Friday, October 19, 2007

The madness of Barbarella


Friday night, time for collaborative filtering! Game theorist and Ajax programmer Rob Brown, a guy with perhaps the worst web site and yet most brilliant essay on the madness of crowds we've ever seen, notes it's been a full year since Netflix offered 1 million bucks to anyone smart enough to improve its movie recommendations. The target is a 10% increase in personalization; 12 months later, the world's greatest minds are only at 8.5%.

Brown tried to solve the problem by plotting each film and viewer as points in space, tied to a suburban metaphor.
The idea is that I needed to put each movie, and each user, into a "neighborhood," which roughly equates to "genre." There is a science fiction neighborhood, a comedy neighborhood, a horror neighborhood, and so on. But the neighborhoods have blurry boundaries, just as real neighborhoods typically do. "Alien" would be somewhere between the science fiction and horror neighborhoods, while "The Hitchhiker's Guide to the Galaxy" would be somewhere between the science fiction and comedy neighborhoods. Each user would live in a neighborhood, closest to the type of movies they prefer, and furthest from those they dislike.
Nice mathematical construct, but we see one glaring, major problem. Consumers are not single points on a map. They are schizophrenics with different mind modalities, leaping from mental neighborhood to neighborhood. Even us. Tonight, we're in drama mode. Tomorrow, we may long for Barbarella. And Sunday, we're hosting a kid party and want a Disney fix to keep the tots at bay. How does any software sort through the madness of crowds in our own head?

This problem is obvious for anyone who's signed up for Netflix. The video rental site gives you a little test, to help set up the personalization, and asks you to rank different movie categories from 1 to 5 stars. When we got to "children's films," we paused. High School musical was personally horrible. But our kids were glued to it, and we had a nice family evening ... so we both love it and hate it. How many stars is that? 3?

The honest fix for sites like Netflix and Amazon would be a "customer modality" dial. It would look like a big radio knob, and you could crank it to your mode of the moment. Father. Lover. Family guy. Documentary-adventurer. Go ahead, collaborative filter us all you want. Sometimes we just need a big red button for Barbarella.

3 comments:

rob said...

Hi Ben, Rob here. Just took a look at my access logs, and saw your site scroll by, so decided to stop in.

Sorry about my lame top level page on my site. :)

I'll admit that initially, I thought that people (and possibly movies as well) might need to be in multiple locations.
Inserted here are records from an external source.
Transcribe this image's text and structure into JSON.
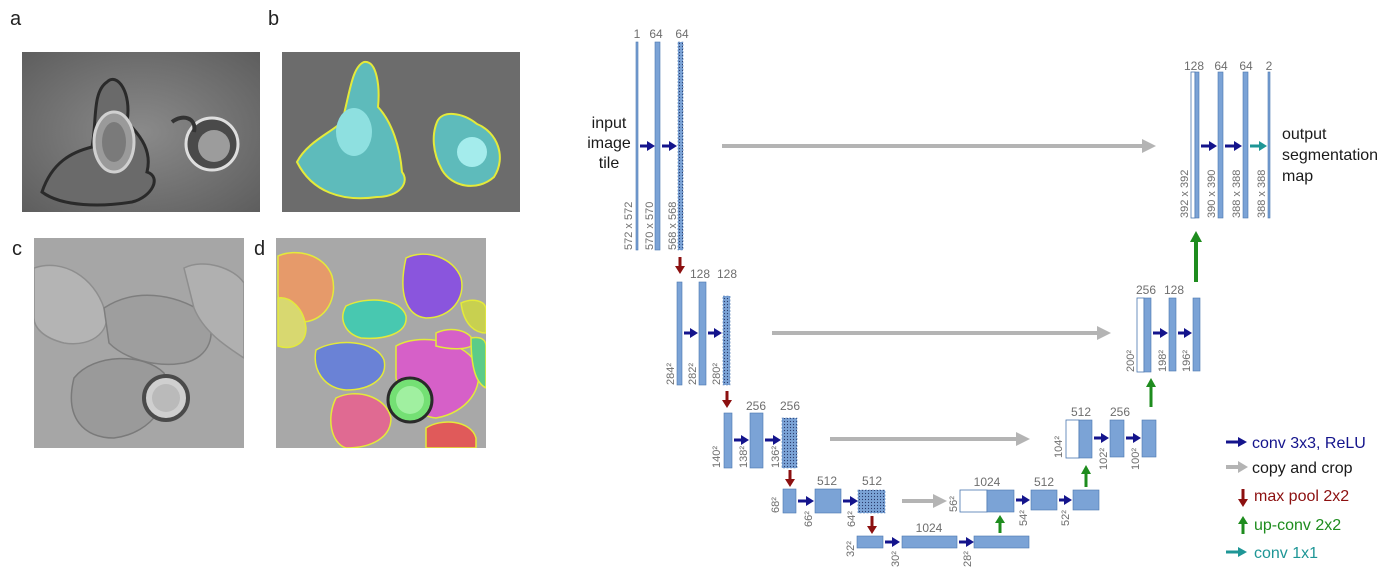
{
  "panels": [
    {
      "letter": "a",
      "kind": "phase-contrast-raw"
    },
    {
      "letter": "b",
      "kind": "phase-contrast-segmented"
    },
    {
      "letter": "c",
      "kind": "dic-raw"
    },
    {
      "letter": "d",
      "kind": "dic-segmented"
    }
  ],
  "unet": {
    "input_label": [
      "input",
      "image",
      "tile"
    ],
    "output_label": [
      "output",
      "segmentation",
      "map"
    ],
    "channels": {
      "l1": [
        "1",
        "64",
        "64"
      ],
      "l2": [
        "128",
        "128"
      ],
      "l3": [
        "256",
        "256"
      ],
      "l4": [
        "512",
        "512"
      ],
      "l5": [
        "1024"
      ],
      "u4": [
        "1024",
        "512"
      ],
      "u3": [
        "512",
        "256"
      ],
      "u2": [
        "256",
        "128"
      ],
      "u1": [
        "128",
        "64",
        "64",
        "2"
      ]
    },
    "sizes": {
      "l1": [
        "572 x 572",
        "570 x 570",
        "568 x 568"
      ],
      "l2": [
        "284²",
        "282²",
        "280²"
      ],
      "l3": [
        "140²",
        "138²",
        "136²"
      ],
      "l4": [
        "68²",
        "66²",
        "64²"
      ],
      "l5": [
        "32²",
        "30²",
        "28²"
      ],
      "u4": [
        "56²",
        "54²",
        "52²"
      ],
      "u3": [
        "104²",
        "102²",
        "100²"
      ],
      "u2": [
        "200²",
        "198²",
        "196²"
      ],
      "u1": [
        "392 x 392",
        "390 x 390",
        "388 x 388",
        "388 x 388"
      ]
    }
  },
  "legend": [
    {
      "label": "conv 3x3, ReLU",
      "color": "#14148c"
    },
    {
      "label": "copy and crop",
      "color": "#b4b4b4"
    },
    {
      "label": "max pool 2x2",
      "color": "#8c1010"
    },
    {
      "label": "up-conv 2x2",
      "color": "#1e8c1e"
    },
    {
      "label": "conv 1x1",
      "color": "#1e9696"
    }
  ],
  "colors": {
    "feature_map": "#7ba3d6",
    "feature_map_border": "#4a76b0",
    "conv": "#14148c",
    "copy": "#b4b4b4",
    "pool": "#8c1010",
    "upconv": "#1e8c1e",
    "conv1x1": "#1e9696",
    "label_gray": "#6e6e6e"
  }
}
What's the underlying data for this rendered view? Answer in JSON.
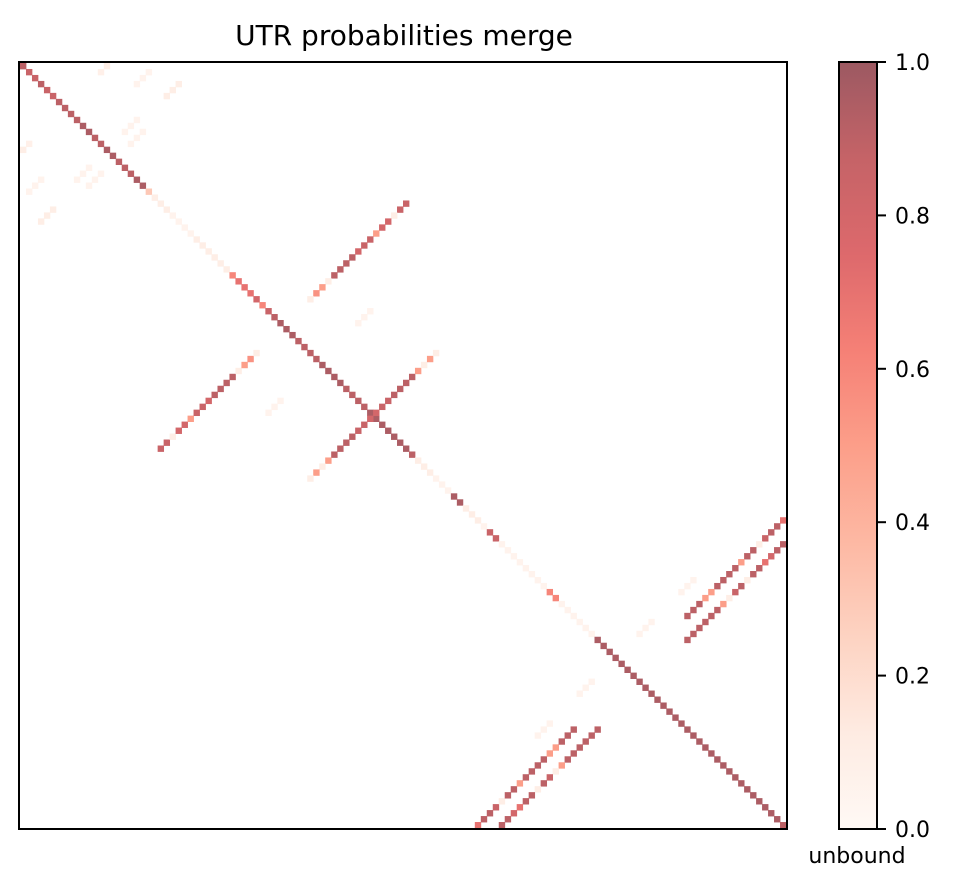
{
  "chart_data": {
    "type": "heatmap",
    "title": "UTR probabilities merge",
    "xlabel": "",
    "ylabel": "",
    "n": 128,
    "axis_ticks": "none",
    "colorbar": {
      "label": "unbound",
      "range": [
        0.0,
        1.0
      ],
      "ticks": [
        0.0,
        0.2,
        0.4,
        0.6,
        0.8,
        1.0
      ],
      "tick_labels": [
        "0.0",
        "0.2",
        "0.4",
        "0.6",
        "0.8",
        "1.0"
      ],
      "placement": "right"
    },
    "colormap": {
      "name": "Reds",
      "alpha": 0.65,
      "stops": [
        "#fff5f0",
        "#fee0d2",
        "#fcbba1",
        "#fc9272",
        "#fb6a4a",
        "#ef3b2c",
        "#cb181d",
        "#a50f15",
        "#67000d"
      ]
    },
    "diagonal": [
      {
        "from": 0,
        "to": 127,
        "values": [
          0.9,
          0.85,
          0.85,
          0.9,
          0.85,
          0.85,
          0.9,
          0.9,
          0.9,
          0.9,
          0.95,
          0.95,
          0.9,
          0.9,
          0.95,
          0.95,
          0.9,
          0.9,
          0.9,
          0.95,
          0.95,
          0.3,
          0.1,
          0.1,
          0.1,
          0.05,
          0.05,
          0.05,
          0.05,
          0.1,
          0.1,
          0.1,
          0.1,
          0.1,
          0.1,
          0.6,
          0.7,
          0.7,
          0.7,
          0.8,
          0.6,
          0.85,
          0.9,
          0.95,
          0.95,
          0.95,
          0.9,
          0.9,
          0.9,
          0.9,
          0.95,
          0.95,
          0.95,
          0.95,
          0.9,
          0.9,
          0.9,
          0.9,
          0.95,
          0.95,
          0.95,
          0.95,
          0.95,
          0.95,
          0.95,
          0.9,
          0.1,
          0.1,
          0.1,
          0.05,
          0.05,
          0.05,
          0.95,
          0.95,
          0.1,
          0.1,
          0.1,
          0.05,
          0.85,
          0.85,
          0.05,
          0.05,
          0.05,
          0.05,
          0.05,
          0.05,
          0.05,
          0.05,
          0.6,
          0.6,
          0.05,
          0.05,
          0.05,
          0.05,
          0.05,
          0.05,
          0.95,
          0.95,
          0.95,
          0.95,
          0.95,
          0.95,
          0.95,
          0.95,
          0.95,
          0.95,
          0.95,
          0.95,
          0.95,
          0.95,
          0.95,
          0.95,
          0.95,
          0.95,
          0.95,
          0.95,
          0.95,
          0.95,
          0.95,
          0.95,
          0.95,
          0.95,
          0.95,
          0.95,
          0.95,
          0.95,
          0.95,
          0.9
        ]
      }
    ],
    "stems": [
      {
        "i_start": 3,
        "j_start": 26,
        "length": 3,
        "values": [
          0.1,
          0.1,
          0.1
        ]
      },
      {
        "i_start": 11,
        "j_start": 20,
        "length": 3,
        "values": [
          0.05,
          0.05,
          0.05
        ]
      },
      {
        "i_start": 13,
        "j_start": 1,
        "length": 4,
        "values": [
          0.08,
          0.1,
          0.1,
          0.08
        ]
      },
      {
        "i_start": 17,
        "j_start": 11,
        "length": 3,
        "values": [
          0.05,
          0.05,
          0.05
        ]
      },
      {
        "i_start": 19,
        "j_start": 3,
        "length": 3,
        "values": [
          0.05,
          0.05,
          0.05
        ]
      },
      {
        "i_start": 23,
        "j_start": 64,
        "length": 17,
        "values": [
          0.85,
          0.85,
          0.1,
          0.8,
          0.8,
          0.5,
          0.85,
          0.85,
          0.8,
          0.9,
          0.9,
          0.9,
          0.9,
          0.1,
          0.5,
          0.55,
          0.1
        ]
      },
      {
        "i_start": 41,
        "j_start": 58,
        "length": 3,
        "values": [
          0.05,
          0.05,
          0.05
        ]
      },
      {
        "i_start": 53,
        "j_start": 64,
        "length": 6,
        "values": [
          0.05,
          0.05,
          0.05,
          0.05,
          0.05,
          0.05
        ]
      },
      {
        "i_start": 53,
        "j_start": 64,
        "length": 17,
        "values": [
          0.85,
          0.85,
          0.5,
          0.1,
          0.8,
          0.8,
          0.5,
          0.85,
          0.85,
          0.9,
          0.9,
          0.9,
          0.9,
          0.5,
          0.1,
          0.5,
          0.1
        ]
      },
      {
        "i_start": 76,
        "j_start": 127,
        "length": 17,
        "values": [
          0.7,
          0.9,
          0.9,
          0.85,
          0.1,
          0.9,
          0.9,
          0.5,
          0.9,
          0.9,
          0.9,
          0.9,
          0.5,
          0.5,
          0.9,
          0.9,
          0.9
        ]
      },
      {
        "i_start": 103,
        "j_start": 95,
        "length": 3,
        "values": [
          0.05,
          0.05,
          0.05
        ]
      },
      {
        "i_start": 110,
        "j_start": 88,
        "length": 3,
        "values": [
          0.05,
          0.05,
          0.05
        ]
      },
      {
        "i_start": 103,
        "j_start": 103,
        "length": 0,
        "values": []
      },
      {
        "i_start": 111,
        "j_start": 96,
        "length": 17,
        "values": [
          0.9,
          0.9,
          0.9,
          0.9,
          0.9,
          0.9,
          0.5,
          0.1,
          0.85,
          0.9,
          0.1,
          0.9,
          0.9,
          0.7,
          0.8,
          0.9,
          0.9
        ]
      }
    ]
  }
}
But I would argue that my algorithm makes it unnecessary. Imagine I like zombie movies, westerns, science fiction, and kung fu. Now lets say I live right at the corner where these 4 neighborhoods meet. I am pretty near all of them, so it does a good job in predicting I like movies of those genres. Now if a movie comes along that is all 4 of them, such as "Serenity" was, it will be under me, so there is a good chance I'll love it.

Now in a two dimensional world, it's unlikely all of these neighborhoods touch each other, but possible, just as 4 states touch each other at one point in the southwest. In 3 dimensions, it's just as possible for 8 to similarly touch. Make it a 12 dimensional world, and, well, problem solved. Just about every neighborhood can share a border with every other one (of course, these borders are fuzzy, but you get the idea). It's just a matter of increasing the dimensions till you get dimenishing returns.

Ben Kunz said...

Rob, thank you for the clarification. (And your article is brilliant.) I think I understand that in a multi-dimensional model, one user can touch different genre neighborhoods -- so the "relevance" of the interest would be mapped between user A and multiple interests B, C, D etc.

I differ though in that what is presented in personalization may be problematic -- because users may be in different modes of interest, and thus want to see different aspects of personalizatoin at any given time. If I am planning a family movie night, I would love to see a series of movies related to kids... but not on husband-wife date night or guys-drinking-beer night.

I love your ideas for mapping the relevance. But selecting the presentation of that in the personalization interface seems the hardest part of the problem to solve. Or ... there are really two problems, mapping the interest, and then selecting the aspect to personalize at the moment.

rob said...

Yeah, you make a very good point, that from a user interface point of view, they may want to say "right now, concentrate on this side of my tastes".

I guess my argument was simply that, for the purpose of the contest (which of course didn't allow modifying the user interface), users don't really need to have homes in multiple neighborhoods...with enough dimensions there is a special little side street for someone who loves both Reservior Dogs and My Little Pony.

Anyway thanks for the kind words on the article.